Organised by Guardian events and hosted by J Sheekey, this year’s female chef series promised to celebrate the talent of inspiring culinary goddesses. First in the series was Anna Tobias, the talented head chef at Rochelle Canteen who earned her stripes at Blueprint Café and River Café.
Upon receiving the invitation from the ever-so-generous Samphire and Salsify to attend what promised to be a special evening, the anticipation left me giddy.
Having lingered around Piccadilly Circus station, awaiting my host for the evening, we eventually took off into the late Spring evening. Soho is saturated with sophisticated watering holes in which one can wet ones whistle prior to an evening’s dining. We chose Swift bar, a cosy basement joint which serves well-made cocktails and other quality bevvies to boot.
Satiated, we wondered to J Sheekey and were met by a team of eager-to-please service staff who ushered us to our seats and fetched us more drink. Once settled, various speeches were made which outlined the event. Anna herself stood in front of her diners and explained some influences behind her menu – describing how she hoped to make simple, seasonal ingredients “sing” for us.
Excited by this announcement, my companion and I engaged in hunger-distracted conversation, eagerly awaiting the first wave of service.
First to arrive were a series of amuse-bouche, my favourite of which included smoked eel and fresh horseradish – the oiliness of the smoked fish was halted by the abrupt arrival of sinus tingling radish, the perfect cleanse to start. These bites only magnified our hunger, which was appeased by the arrival of Langoustines with Wild Garlic, the in-season allium, doused in an alarming quantity of butter smothered expertly cooked, fresh Scottish langoustines. Anna hit all the right notes in her delivery of this dish. She went on to demonstrate her perfect pitch with the next plate – Asparagus and grated Bottarga. For those unaware, Bottarga is the fermented, then dried roe of grey mullet. Doesn’t sound too appealing I know, but when grated generously onto my favourite British late-Springtime vegetable, trust me, all preconceptions are lost and the flavours marry.
For me, and any other sane being, the main event of any meal is the course which centres around large hunks of meat. Anna fed my carnivorous side well, delivering perfectly pink, tender lamb chops topped with a simple parsley and mint vinegarette. Typically I would scoff all but the bone, however, the fat was not well rendered and even I couldn’t chew through the rind – perhaps my only criticism from the evening.
Sir Samphire passed the majority of dessert onto me in exchange for more vino, a trade I am always happy to make. With good food in our stomachs and the atmosphere of an excellent evening behind us, the decision to indulge in a night-cap came naturally.

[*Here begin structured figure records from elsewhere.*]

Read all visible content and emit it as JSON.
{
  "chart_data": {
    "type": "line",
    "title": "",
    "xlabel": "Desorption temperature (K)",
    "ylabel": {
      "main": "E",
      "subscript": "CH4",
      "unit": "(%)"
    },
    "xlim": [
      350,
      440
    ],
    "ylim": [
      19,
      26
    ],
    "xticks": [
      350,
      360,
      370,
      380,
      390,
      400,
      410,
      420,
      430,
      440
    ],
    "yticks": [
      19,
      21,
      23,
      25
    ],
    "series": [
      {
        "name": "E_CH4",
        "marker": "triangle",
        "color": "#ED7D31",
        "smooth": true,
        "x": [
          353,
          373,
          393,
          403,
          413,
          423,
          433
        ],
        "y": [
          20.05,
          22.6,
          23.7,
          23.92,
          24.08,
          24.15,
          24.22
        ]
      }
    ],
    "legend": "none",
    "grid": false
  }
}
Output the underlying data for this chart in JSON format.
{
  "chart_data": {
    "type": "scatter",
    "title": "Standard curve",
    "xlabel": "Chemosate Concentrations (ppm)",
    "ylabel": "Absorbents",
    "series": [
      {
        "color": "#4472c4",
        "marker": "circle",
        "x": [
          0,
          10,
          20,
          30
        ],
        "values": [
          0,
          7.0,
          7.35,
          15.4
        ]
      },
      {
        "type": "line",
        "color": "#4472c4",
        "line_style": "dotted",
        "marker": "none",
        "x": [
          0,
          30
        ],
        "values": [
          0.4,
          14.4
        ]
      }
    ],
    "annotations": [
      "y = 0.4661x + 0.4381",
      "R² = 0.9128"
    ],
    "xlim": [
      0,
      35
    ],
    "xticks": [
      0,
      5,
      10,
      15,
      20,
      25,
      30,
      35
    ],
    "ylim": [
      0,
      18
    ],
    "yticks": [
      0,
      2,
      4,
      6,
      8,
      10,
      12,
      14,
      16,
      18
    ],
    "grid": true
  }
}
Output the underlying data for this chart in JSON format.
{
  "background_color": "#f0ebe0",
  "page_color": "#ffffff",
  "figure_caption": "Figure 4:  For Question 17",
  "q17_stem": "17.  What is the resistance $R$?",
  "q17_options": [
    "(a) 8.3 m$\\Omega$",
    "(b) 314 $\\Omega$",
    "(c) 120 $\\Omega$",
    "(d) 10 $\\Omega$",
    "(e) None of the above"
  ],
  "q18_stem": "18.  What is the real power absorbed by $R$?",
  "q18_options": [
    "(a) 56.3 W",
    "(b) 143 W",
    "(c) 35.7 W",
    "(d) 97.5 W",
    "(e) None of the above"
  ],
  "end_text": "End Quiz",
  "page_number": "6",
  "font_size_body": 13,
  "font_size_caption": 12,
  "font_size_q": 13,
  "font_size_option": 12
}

Once again, at the mercy of my host, he directed us to the wonderful Bar Termini. Clad in traditional white jackets and channelling famous Italian charm, the young, spunky waiters delivered incredibly delicious Negroni in delicate, petite Martini glasses. Drunk on both alcohol and euphoria, my host and I stumbled into the mild night, happily ignoring the responsibility the following day had in store.